Ma andiamo con ordine. Ora di pranzo: il senatore di Fratelli d’Italia Ernesto Rapani attraverso le pagina Facebook fa un annuncio: in provincia di Vibo, ma nell’intera Calabria, potrebbe saltare il tanto discusso Dimensionamento scolastico che solo nella nostra provincia prevede la soppressione di ben 11 autonomie.

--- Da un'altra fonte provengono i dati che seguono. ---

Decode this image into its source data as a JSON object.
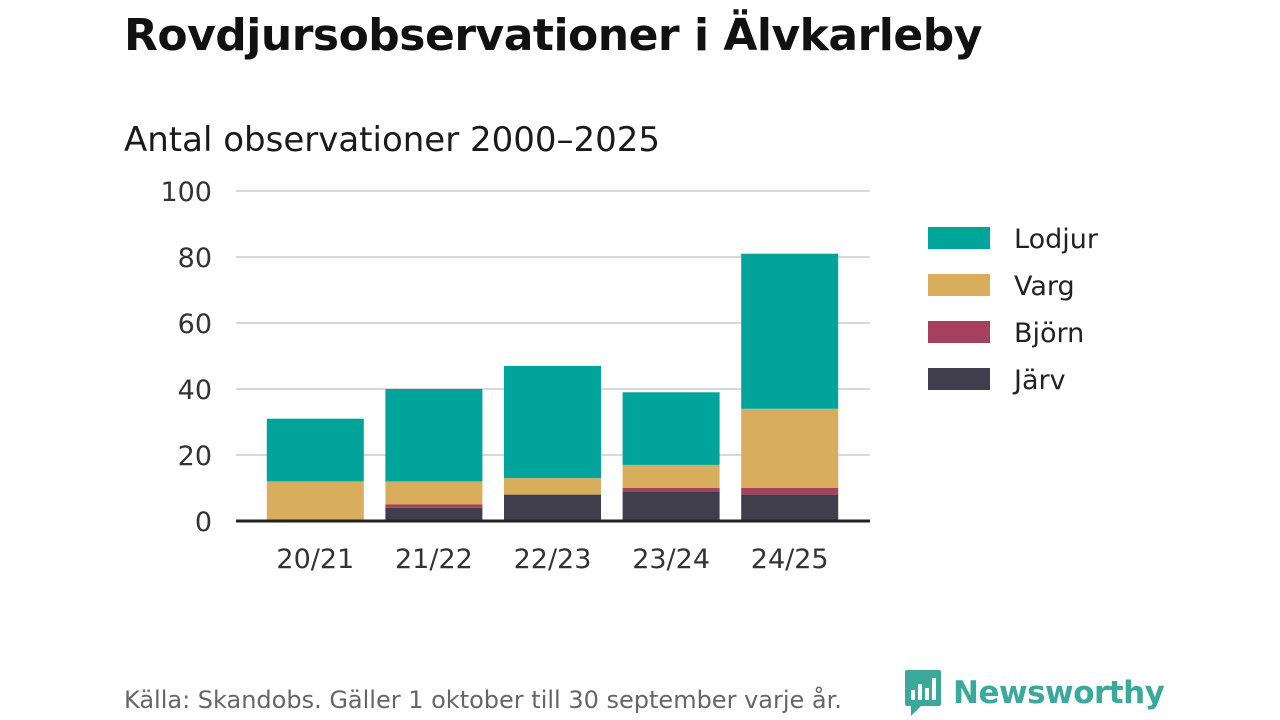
{
  "header": {
    "title": "Rovdjursobservationer i Älvkarleby",
    "subtitle": "Antal observationer 2000–2025"
  },
  "footer": {
    "source": "Källa: Skandobs. Gäller 1 oktober till 30 september varje år.",
    "brand": "Newsworthy"
  },
  "colors": {
    "Lodjur": "#00a49a",
    "Varg": "#d8ad5b",
    "Björn": "#a6405f",
    "Järv": "#403d4c",
    "grid": "#d9d9d9",
    "axis": "#222222",
    "brand": "#3aa89a"
  },
  "chart_data": {
    "type": "bar",
    "stacked": true,
    "title": "Antal observationer 2000–2025",
    "categories": [
      "20/21",
      "21/22",
      "22/23",
      "23/24",
      "24/25"
    ],
    "series": [
      {
        "name": "Järv",
        "values": [
          0,
          4,
          8,
          9,
          8
        ]
      },
      {
        "name": "Björn",
        "values": [
          0,
          1,
          0,
          1,
          2
        ]
      },
      {
        "name": "Varg",
        "values": [
          12,
          7,
          5,
          7,
          24
        ]
      },
      {
        "name": "Lodjur",
        "values": [
          19,
          28,
          34,
          22,
          47
        ]
      }
    ],
    "legend_order": [
      "Lodjur",
      "Varg",
      "Björn",
      "Järv"
    ],
    "ylim": [
      0,
      100
    ],
    "yticks": [
      0,
      20,
      40,
      60,
      80,
      100
    ],
    "grid": true,
    "legend_position": "right"
  }
}
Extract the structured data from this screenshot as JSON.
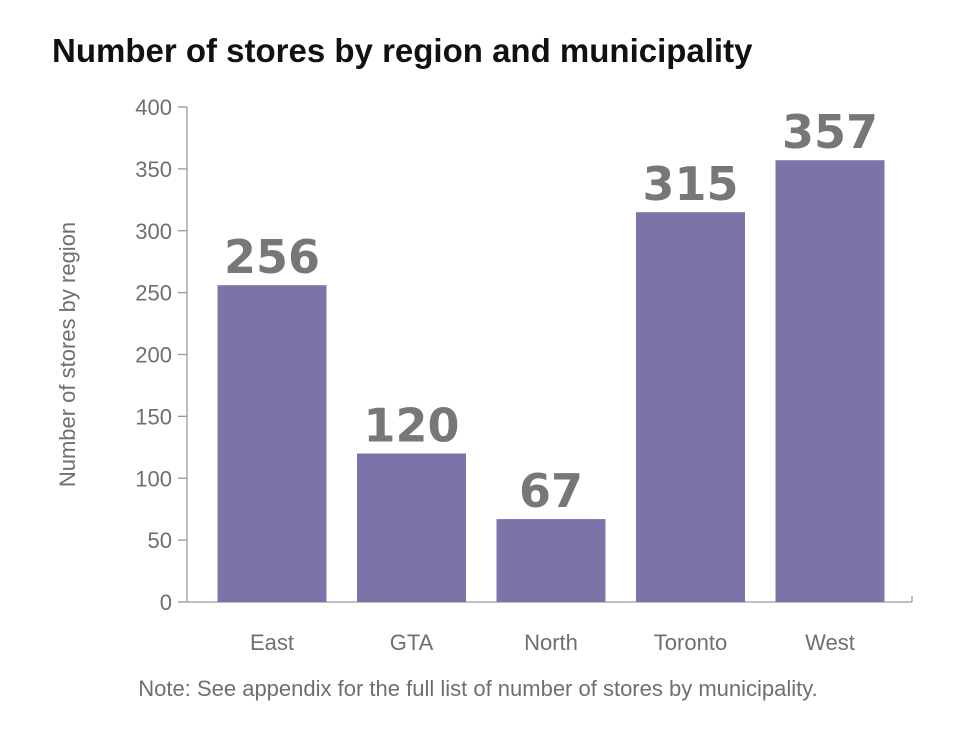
{
  "title": "Number of stores by region and municipality",
  "note": "Note: See appendix for the full list of number of stores by municipality.",
  "colors": {
    "bar": "#7d73a9",
    "axis": "#9a9a9e",
    "text": "#6f6f73",
    "data_label": "#77777b",
    "title": "#111111"
  },
  "chart_data": {
    "type": "bar",
    "title": "Number of stores by region and municipality",
    "categories": [
      "East",
      "GTA",
      "North",
      "Toronto",
      "West"
    ],
    "values": [
      256,
      120,
      67,
      315,
      357
    ],
    "data_labels": [
      "256",
      "120",
      "67",
      "315",
      "357"
    ],
    "xlabel": "",
    "ylabel": "Number of stores by region",
    "ylim": [
      0,
      400
    ],
    "yticks": [
      0,
      50,
      100,
      150,
      200,
      250,
      300,
      350,
      400
    ],
    "ytick_labels": [
      "0",
      "50",
      "100",
      "150",
      "200",
      "250",
      "300",
      "350",
      "400"
    ],
    "grid": false,
    "legend": "none"
  }
}
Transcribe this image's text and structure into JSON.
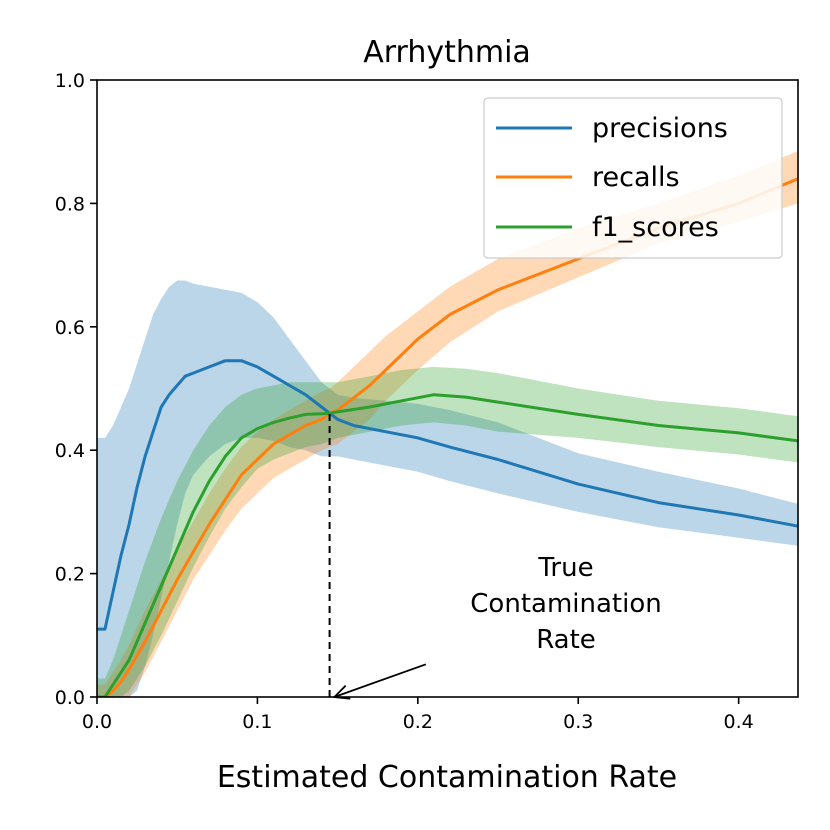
{
  "chart_data": {
    "type": "line",
    "title": "Arrhythmia",
    "xlabel": "Estimated Contamination Rate",
    "ylabel": "",
    "xlim": [
      0.0,
      0.437
    ],
    "ylim": [
      0.0,
      1.0
    ],
    "xticks": [
      0.0,
      0.1,
      0.2,
      0.3,
      0.4
    ],
    "xtick_labels": [
      "0.0",
      "0.1",
      "0.2",
      "0.3",
      "0.4"
    ],
    "yticks": [
      0.0,
      0.2,
      0.4,
      0.6,
      0.8,
      1.0
    ],
    "ytick_labels": [
      "0.0",
      "0.2",
      "0.4",
      "0.6",
      "0.8",
      "1.0"
    ],
    "grid": false,
    "legend_position": "top-right",
    "series": [
      {
        "name": "precisions",
        "color": "#1f77b4",
        "band_color": "#1f77b4",
        "band_opacity": 0.3,
        "x": [
          0.0,
          0.005,
          0.01,
          0.015,
          0.02,
          0.025,
          0.03,
          0.035,
          0.04,
          0.045,
          0.05,
          0.055,
          0.06,
          0.07,
          0.08,
          0.09,
          0.1,
          0.11,
          0.12,
          0.13,
          0.14,
          0.145,
          0.15,
          0.16,
          0.18,
          0.2,
          0.22,
          0.25,
          0.3,
          0.35,
          0.4,
          0.437
        ],
        "mean": [
          0.11,
          0.11,
          0.17,
          0.23,
          0.28,
          0.34,
          0.39,
          0.43,
          0.47,
          0.49,
          0.505,
          0.52,
          0.525,
          0.535,
          0.545,
          0.545,
          0.535,
          0.52,
          0.505,
          0.49,
          0.47,
          0.46,
          0.45,
          0.44,
          0.43,
          0.42,
          0.405,
          0.385,
          0.345,
          0.315,
          0.295,
          0.277
        ],
        "lower": [
          0.0,
          0.0,
          0.0,
          0.0,
          0.0,
          0.01,
          0.05,
          0.1,
          0.16,
          0.22,
          0.28,
          0.33,
          0.36,
          0.39,
          0.41,
          0.42,
          0.42,
          0.415,
          0.405,
          0.4,
          0.39,
          0.39,
          0.39,
          0.385,
          0.375,
          0.365,
          0.35,
          0.33,
          0.3,
          0.275,
          0.258,
          0.245
        ],
        "upper": [
          0.42,
          0.42,
          0.44,
          0.47,
          0.5,
          0.54,
          0.58,
          0.62,
          0.645,
          0.665,
          0.675,
          0.675,
          0.67,
          0.665,
          0.66,
          0.655,
          0.64,
          0.615,
          0.58,
          0.545,
          0.51,
          0.5,
          0.49,
          0.485,
          0.48,
          0.475,
          0.465,
          0.445,
          0.395,
          0.365,
          0.338,
          0.313
        ]
      },
      {
        "name": "recalls",
        "color": "#ff7f0e",
        "band_color": "#ff7f0e",
        "band_opacity": 0.3,
        "x": [
          0.0,
          0.005,
          0.01,
          0.015,
          0.02,
          0.03,
          0.04,
          0.05,
          0.06,
          0.07,
          0.08,
          0.09,
          0.1,
          0.11,
          0.12,
          0.13,
          0.14,
          0.145,
          0.15,
          0.16,
          0.17,
          0.18,
          0.19,
          0.2,
          0.22,
          0.25,
          0.3,
          0.35,
          0.4,
          0.437
        ],
        "mean": [
          0.0,
          0.0,
          0.01,
          0.025,
          0.045,
          0.09,
          0.14,
          0.19,
          0.235,
          0.28,
          0.32,
          0.36,
          0.385,
          0.41,
          0.425,
          0.44,
          0.45,
          0.46,
          0.465,
          0.485,
          0.505,
          0.53,
          0.555,
          0.58,
          0.62,
          0.66,
          0.71,
          0.76,
          0.8,
          0.84
        ],
        "lower": [
          0.0,
          0.0,
          0.0,
          0.0,
          0.0,
          0.04,
          0.09,
          0.14,
          0.19,
          0.23,
          0.27,
          0.305,
          0.33,
          0.355,
          0.37,
          0.385,
          0.4,
          0.405,
          0.41,
          0.43,
          0.45,
          0.48,
          0.505,
          0.53,
          0.575,
          0.625,
          0.68,
          0.735,
          0.77,
          0.8
        ],
        "upper": [
          0.02,
          0.02,
          0.04,
          0.06,
          0.085,
          0.14,
          0.19,
          0.24,
          0.285,
          0.33,
          0.37,
          0.405,
          0.43,
          0.45,
          0.465,
          0.48,
          0.495,
          0.5,
          0.51,
          0.535,
          0.56,
          0.585,
          0.605,
          0.625,
          0.665,
          0.71,
          0.76,
          0.8,
          0.845,
          0.885
        ]
      },
      {
        "name": "f1_scores",
        "color": "#2ca02c",
        "band_color": "#2ca02c",
        "band_opacity": 0.3,
        "x": [
          0.0,
          0.005,
          0.01,
          0.015,
          0.02,
          0.03,
          0.04,
          0.05,
          0.06,
          0.07,
          0.08,
          0.09,
          0.1,
          0.11,
          0.12,
          0.13,
          0.14,
          0.145,
          0.15,
          0.17,
          0.19,
          0.21,
          0.23,
          0.25,
          0.3,
          0.35,
          0.4,
          0.437
        ],
        "mean": [
          0.0,
          0.0,
          0.02,
          0.04,
          0.06,
          0.12,
          0.18,
          0.24,
          0.3,
          0.35,
          0.39,
          0.42,
          0.435,
          0.445,
          0.452,
          0.458,
          0.459,
          0.46,
          0.462,
          0.47,
          0.48,
          0.49,
          0.486,
          0.478,
          0.458,
          0.44,
          0.428,
          0.415
        ],
        "lower": [
          0.0,
          0.0,
          0.0,
          0.0,
          0.01,
          0.05,
          0.1,
          0.155,
          0.21,
          0.26,
          0.305,
          0.34,
          0.37,
          0.385,
          0.395,
          0.405,
          0.41,
          0.415,
          0.42,
          0.43,
          0.44,
          0.445,
          0.44,
          0.43,
          0.42,
          0.405,
          0.393,
          0.38
        ],
        "upper": [
          0.03,
          0.03,
          0.06,
          0.1,
          0.14,
          0.22,
          0.29,
          0.35,
          0.4,
          0.44,
          0.47,
          0.49,
          0.5,
          0.505,
          0.51,
          0.51,
          0.51,
          0.51,
          0.51,
          0.52,
          0.53,
          0.535,
          0.532,
          0.525,
          0.5,
          0.48,
          0.468,
          0.455
        ]
      }
    ],
    "vline": {
      "x": 0.145,
      "y_from": 0.0,
      "y_to": 0.46,
      "style": "dashed",
      "color": "#000000"
    },
    "annotation": {
      "lines": [
        "True",
        "Contamination",
        "Rate"
      ],
      "arrow_from": [
        0.205,
        0.053
      ],
      "arrow_to": [
        0.148,
        0.0
      ]
    }
  }
}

«Il piano di Dimensionamento scolastico prevede la soppressione di istituti, la perdita di dirigenze e di segreterie e quindi personale amministrativo, l’accorpamento di scuole che a volte non hanno nessun legame tra di loro, né a livello strutturale né a livello infrastrutturale, e quindi sollecitati abbiamo deciso di rivalutare questo provvedimento», aveva commentato in un video social Rapani annunciando un emendamento al Decreto Caivano presentato da Fratelli d’Italia,  partito leader nel Governo del Paese.

«Considerando che stiamo valutando il decreto Caivano, all’interno del quale abbiamo previsto una deroga al parametro riferito al numero degli alunni, abbiamo ritenuto opportuno proporre un emendamento e prevedere la deroga anche per tutte le regioni del Mezzogiorno, così come previsto all’interno di Agenda Sud. Mi ritengo soddisfatto e ritengo che questo può essere un ottimo risultato», aveva aggiunto il senatore di FdI.

Subito dopo, però, le precisazioni del vicepresidente della Giunta regionale con delega all’istruzione necessarie alla luce «del disorientamento» che si sta creando nelle ultime ore.

«L’emendamento presentato e che vede quale firmatario anche il senatore Rapani - chiarisce Giusi Princi - chiede l’abolizione del limite numerico di alunni per classe nelle istituzioni scolastiche del mezzogiorno ’Agenda Sud’ (…senza nuovi oneri o maggiori oneri a carico della finanza pubblica). Pertanto, tale emendamento non ha nulla a che vedere con il Dimensionamento scolastico che interessa, invece, solo i dirigenti scolastici e i direttori amministrativi, non interferendo in alcun modo sul numero di alunni per classe. La materia della composizione delle classi - sottolinea tra l’altro il vicepresidente Princi - è normata dal Dpr 81/09, non è una prerogativa delle Regioni ma esclusiva competenza del Ministero e degli Uffici scolastici regionali».